- Born: 1987 (age 37–38) Diyarbakır, Turkey
- Origin: Kurds
- Genres: Kurdish music
- Years active: 2013–present

= Tufan Derince =

Tufan Derince (born 1987) is a Kurdish folk musician. He is currently based in Rotterdam in the Netherlands.

== Biografie ==
Tufan Derince was born in 1987 and began playing music at weddings at the age of 12. He attended the Gaziantep University Conservatory Department. After his studies, Derince set up a music centre in Mersin, where he taught other musicians and began to produce music for himself and other artists.

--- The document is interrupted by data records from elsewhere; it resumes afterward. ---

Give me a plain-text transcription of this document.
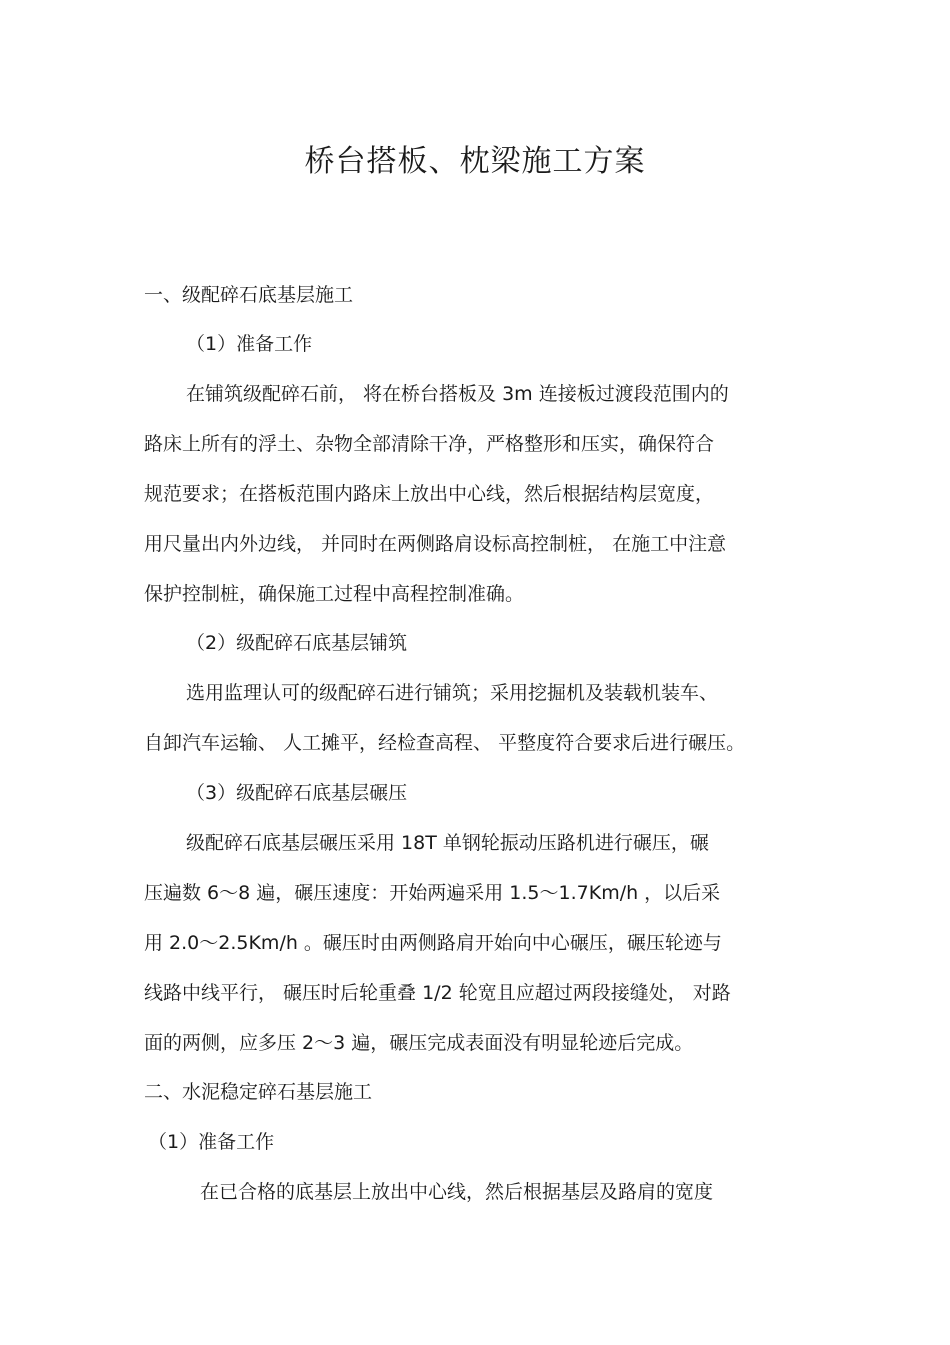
桥台搭板、枕梁施工方案
一、级配碎石底基层施工
（1）准备工作
在铺筑级配碎石前， 将在桥台搭板及 3m 连接板过渡段范围内的
路床上所有的浮土、杂物全部清除干净，严格整形和压实，确保符合
规范要求；在搭板范围内路床上放出中心线，然后根据结构层宽度，
用尺量出内外边线， 并同时在两侧路肩设标高控制桩， 在施工中注意
保护控制桩，确保施工过程中高程控制准确。
（2）级配碎石底基层铺筑
选用监理认可的级配碎石进行铺筑；采用挖掘机及装载机装车、
自卸汽车运输、 人工摊平，经检查高程、 平整度符合要求后进行碾压。
（3）级配碎石底基层碾压
级配碎石底基层碾压采用 18T 单钢轮振动压路机进行碾压，碾
压遍数 6～8 遍，碾压速度：开始两遍采用 1.5～1.7Km/h ，以后采
用 2.0～2.5Km/h 。碾压时由两侧路肩开始向中心碾压，碾压轮迹与
线路中线平行， 碾压时后轮重叠 1/2 轮宽且应超过两段接缝处， 对路
面的两侧，应多压 2～3 遍，碾压完成表面没有明显轮迹后完成。
二、水泥稳定碎石基层施工
（1）准备工作
在已合格的底基层上放出中心线，然后根据基层及路肩的宽度
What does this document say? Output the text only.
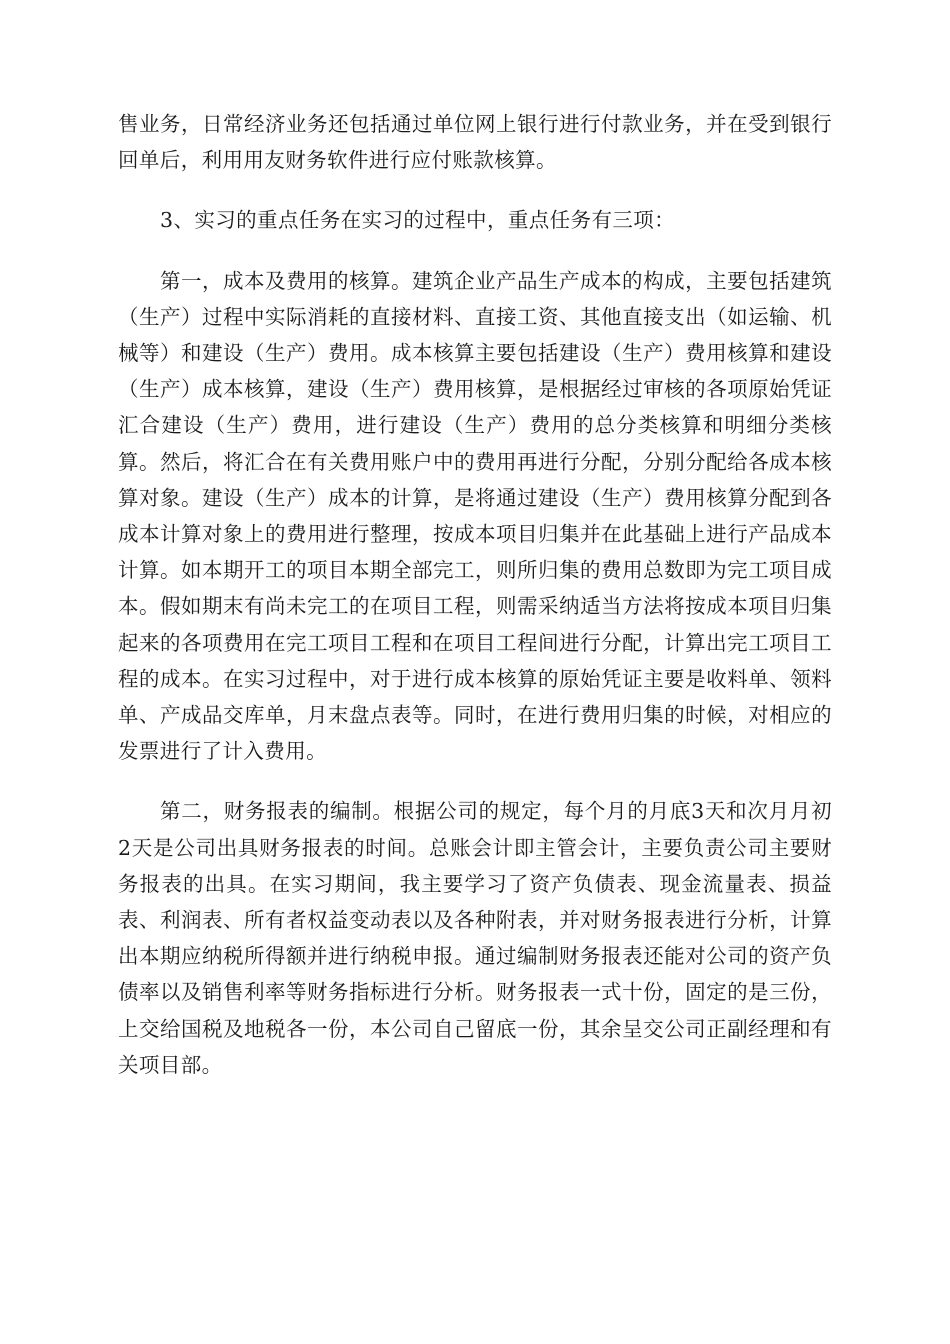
售业务，日常经济业务还包括通过单位网上银行进行付款业务，并在受到银行回单后，利用用友财务软件进行应付账款核算。

3、实习的重点任务在实习的过程中，重点任务有三项：

第一，成本及费用的核算。建筑企业产品生产成本的构成，主要包括建筑（生产）过程中实际消耗的直接材料、直接工资、其他直接支出（如运输、机械等）和建设（生产）费用。成本核算主要包括建设（生产）费用核算和建设（生产）成本核算，建设（生产）费用核算，是根据经过审核的各项原始凭证汇合建设（生产）费用，进行建设（生产）费用的总分类核算和明细分类核算。然后，将汇合在有关费用账户中的费用再进行分配，分别分配给各成本核算对象。建设（生产）成本的计算，是将通过建设（生产）费用核算分配到各成本计算对象上的费用进行整理，按成本项目归集并在此基础上进行产品成本计算。如本期开工的项目本期全部完工，则所归集的费用总数即为完工项目成本。假如期末有尚未完工的在项目工程，则需采纳适当方法将按成本项目归集起来的各项费用在完工项目工程和在项目工程间进行分配，计算出完工项目工程的成本。在实习过程中，对于进行成本核算的原始凭证主要是收料单、领料单、产成品交库单，月末盘点表等。同时，在进行费用归集的时候，对相应的发票进行了计入费用。

第二，财务报表的编制。根据公司的规定，每个月的月底3天和次月月初2天是公司出具财务报表的时间。总账会计即主管会计，主要负责公司主要财务报表的出具。在实习期间，我主要学习了资产负债表、现金流量表、损益表、利润表、所有者权益变动表以及各种附表，并对财务报表进行分析，计算出本期应纳税所得额并进行纳税申报。通过编制财务报表还能对公司的资产负债率以及销售利率等财务指标进行分析。财务报表一式十份，固定的是三份，上交给国税及地税各一份，本公司自己留底一份，其余呈交公司正副经理和有关项目部。
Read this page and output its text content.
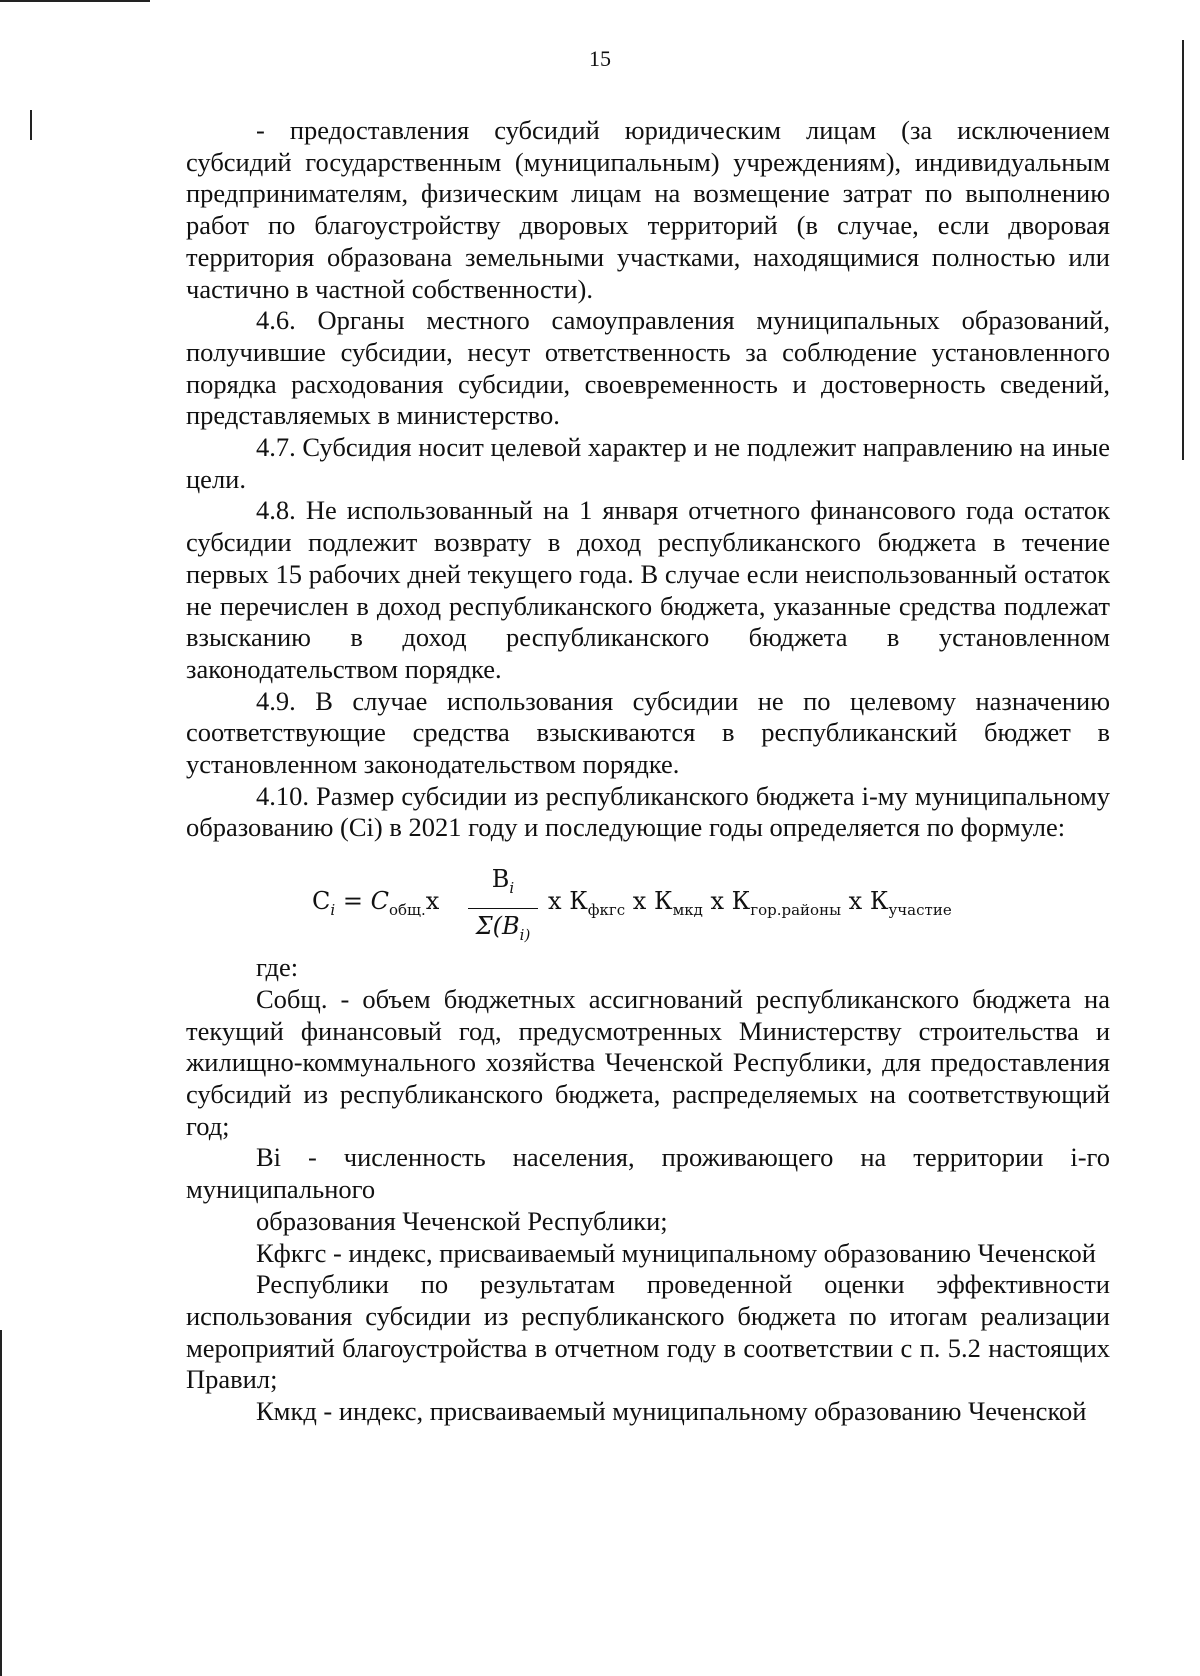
15

- предоставления субсидий юридическим лицам (за исключением субсидий государственным (муниципальным) учреждениям), индивидуальным предпринимателям, физическим лицам на возмещение затрат по выполнению работ по благоустройству дворовых территорий (в случае, если дворовая территория образована земельными участками, находящимися полностью или частично в частной собственности).

4.6. Органы местного самоуправления муниципальных образований, получившие субсидии, несут ответственность за соблюдение установленного порядка расходования субсидии, своевременность и достоверность сведений, представляемых в министерство.

4.7. Субсидия носит целевой характер и не подлежит направлению на иные цели.

4.8. Не использованный на 1 января отчетного финансового года остаток субсидии подлежит возврату в доход республиканского бюджета в течение первых 15 рабочих дней текущего года. В случае если неиспользованный остаток не перечислен в доход республиканского бюджета, указанные средства подлежат взысканию в доход республиканского бюджета в установленном законодательством порядке.

4.9. В случае использования субсидии не по целевому назначению соответствующие средства взыскиваются в республиканский бюджет в установленном законодательством порядке.

4.10. Размер субсидии из республиканского бюджета i-му муниципальному образованию (Ci) в 2021 году и последующие годы определяется по формуле:

$C_i = C_{общ.}x \frac{B_i}{\Sigma(B_{i)}}$ x $К_{фкгс}$ x $К_{мкд}$ x $К_{гор.районы}$ x $К_{участие}$

где:

Cобщ. - объем бюджетных ассигнований республиканского бюджета на текущий финансовый год, предусмотренных Министерству строительства и жилищно-коммунального хозяйства Чеченской Республики, для предоставления субсидий из республиканского бюджета, распределяемых на соответствующий год;

Bi - численность населения, проживающего на территории i-го муниципального

образования Чеченской Республики;

Кфкгс - индекс, присваиваемый муниципальному образованию Чеченской

Республики по результатам проведенной оценки эффективности использования субсидии из республиканского бюджета по итогам реализации мероприятий благоустройства в отчетном году в соответствии с п. 5.2 настоящих Правил;

Кмкд - индекс, присваиваемый муниципальному образованию Чеченской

Derince plays the electric baglama. In various ensemble formats he plays traditional wedding and folk music. The group's music has been described as "a celebration and expression of cultural pride in Kurdish identity".

In January 2020, he performed as part of the annual GlobalFEST celebration of world music in New York. Jon Pareles, the music critic for The New York Times, described the performance as a "whirlwind". NPR described the group's sound as "wild distorted Kurdish wedding music".

Tufan Derince continues to perform at weddings throughout Europe as well as in Turkey and has also performed on NPR's Tiny Desk meets globalFEST series in 2022, at DubaiEXPO2020, and at SXSW in Austin, Texas in March 2022.